Jean Covert Sauer, MD
Through my many years of practice as a psychiatrist (I was board certified in 1972), I’ve become very familiar with just about every tool we mental health practitioners have at our disposal. My goal has always been to give each patient the best possible chance to overcome their ailments, to be both mentally and physically healthy, to be happy, and to be a productive and positive presence in their families and their communities. Sometimes I was lucky and was able to help a patient make wonderful progress with the application of just one or two of these tools. More often, though, progress required several forms of treatment over many years.
One tool that I have always found to be reliably helpful is the relaxation and positive programming delivered by your excellent audio programs. I became aware of your audio programs while working in private practice and often shared them with my patients. They have always been a great supplement to – and occasionally an effective replacement for – other treatments I provided.
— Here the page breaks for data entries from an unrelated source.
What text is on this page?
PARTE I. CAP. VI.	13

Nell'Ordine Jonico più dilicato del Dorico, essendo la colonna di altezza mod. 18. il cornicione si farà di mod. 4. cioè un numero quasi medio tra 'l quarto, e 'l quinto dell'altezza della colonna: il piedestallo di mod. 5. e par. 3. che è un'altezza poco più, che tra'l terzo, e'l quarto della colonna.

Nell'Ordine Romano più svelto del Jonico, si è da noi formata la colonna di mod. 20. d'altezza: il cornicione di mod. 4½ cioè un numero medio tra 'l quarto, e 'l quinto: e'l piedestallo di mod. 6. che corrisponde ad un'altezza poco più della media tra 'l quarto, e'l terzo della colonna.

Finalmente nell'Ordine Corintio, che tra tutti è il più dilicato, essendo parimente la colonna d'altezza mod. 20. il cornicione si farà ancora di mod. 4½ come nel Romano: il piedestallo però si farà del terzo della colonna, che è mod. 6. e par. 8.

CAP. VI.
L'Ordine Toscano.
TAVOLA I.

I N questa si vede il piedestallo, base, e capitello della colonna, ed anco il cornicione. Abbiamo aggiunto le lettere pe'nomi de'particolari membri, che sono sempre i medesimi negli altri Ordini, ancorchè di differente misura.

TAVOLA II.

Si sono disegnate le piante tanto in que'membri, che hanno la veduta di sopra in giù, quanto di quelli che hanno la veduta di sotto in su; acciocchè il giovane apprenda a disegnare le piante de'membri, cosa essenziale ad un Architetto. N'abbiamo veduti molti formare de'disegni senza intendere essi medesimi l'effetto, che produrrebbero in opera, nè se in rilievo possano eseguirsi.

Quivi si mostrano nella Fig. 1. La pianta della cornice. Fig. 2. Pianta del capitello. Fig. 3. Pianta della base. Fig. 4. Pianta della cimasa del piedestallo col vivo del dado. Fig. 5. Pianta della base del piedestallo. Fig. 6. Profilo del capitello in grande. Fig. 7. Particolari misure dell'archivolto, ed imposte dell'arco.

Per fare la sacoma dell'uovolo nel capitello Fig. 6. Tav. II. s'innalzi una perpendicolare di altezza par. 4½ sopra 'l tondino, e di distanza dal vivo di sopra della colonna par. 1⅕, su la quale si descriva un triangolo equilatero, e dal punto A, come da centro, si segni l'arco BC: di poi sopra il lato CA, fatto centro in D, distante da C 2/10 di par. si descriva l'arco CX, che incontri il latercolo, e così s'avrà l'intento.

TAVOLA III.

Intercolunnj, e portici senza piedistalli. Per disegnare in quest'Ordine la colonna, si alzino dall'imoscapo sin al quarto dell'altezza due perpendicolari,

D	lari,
Sadly, I feel that the practice of psychiatry, in general, has become too dependent on medication and has moved away from therapeutic approaches that can provide more permanent solutions without the negative side effects.
I shared some of your programs with the VA outpatient psychiatry unit – where I personally served for about 8 years – and the VA medical center. While their strict protocols did not allow them to include your audios in their formal treatment plans, they did make them available for veterans to sign out for home listening. Soon they were using the programs almost exclusively because they were popular among those experiencing PTSD, general anxiety, and depression problems. The staff even used these programs in place of intravenous Pentothal.
I believe that one reason your programs are especially effective with veterans is the fact that these men/soldiers often resist talking about their feelings because it’s perceived as a sign of weakness. Your programs allow them to just listen and calm their minds so the positive programming can help them.
I had the privilege to speak with Otto Raths who was a 3-star general in WWII. In his experience, he found that veterans often get hung up on the service and view their experience as the greatest thing they’ve ever done. So veterans can get “stuck” on this experience and do not mature beyond it; do not grow and learn as “normal.” He was someone who always advocated for the soldiers and did all he could think of to benefit them. He, too, was a fan of self-help programs like yours and often recommended them to veterans.
For many years I have also given your programs to medical students who are recipients of the annual scholarships that I sponsor. I think it’s good for them to learn alternatives to drug therapy. Some of these students are wise enough to realize that these programs are not only for patients but they are something that they can use themselves to help them relax and sleep. Their positive feedback tells me that they, too, will find your programs to be helpful in their service to their patients.
Thank you once again for your wonderful programs. Please let me know what I can do to help you reach more people who can benefit from them.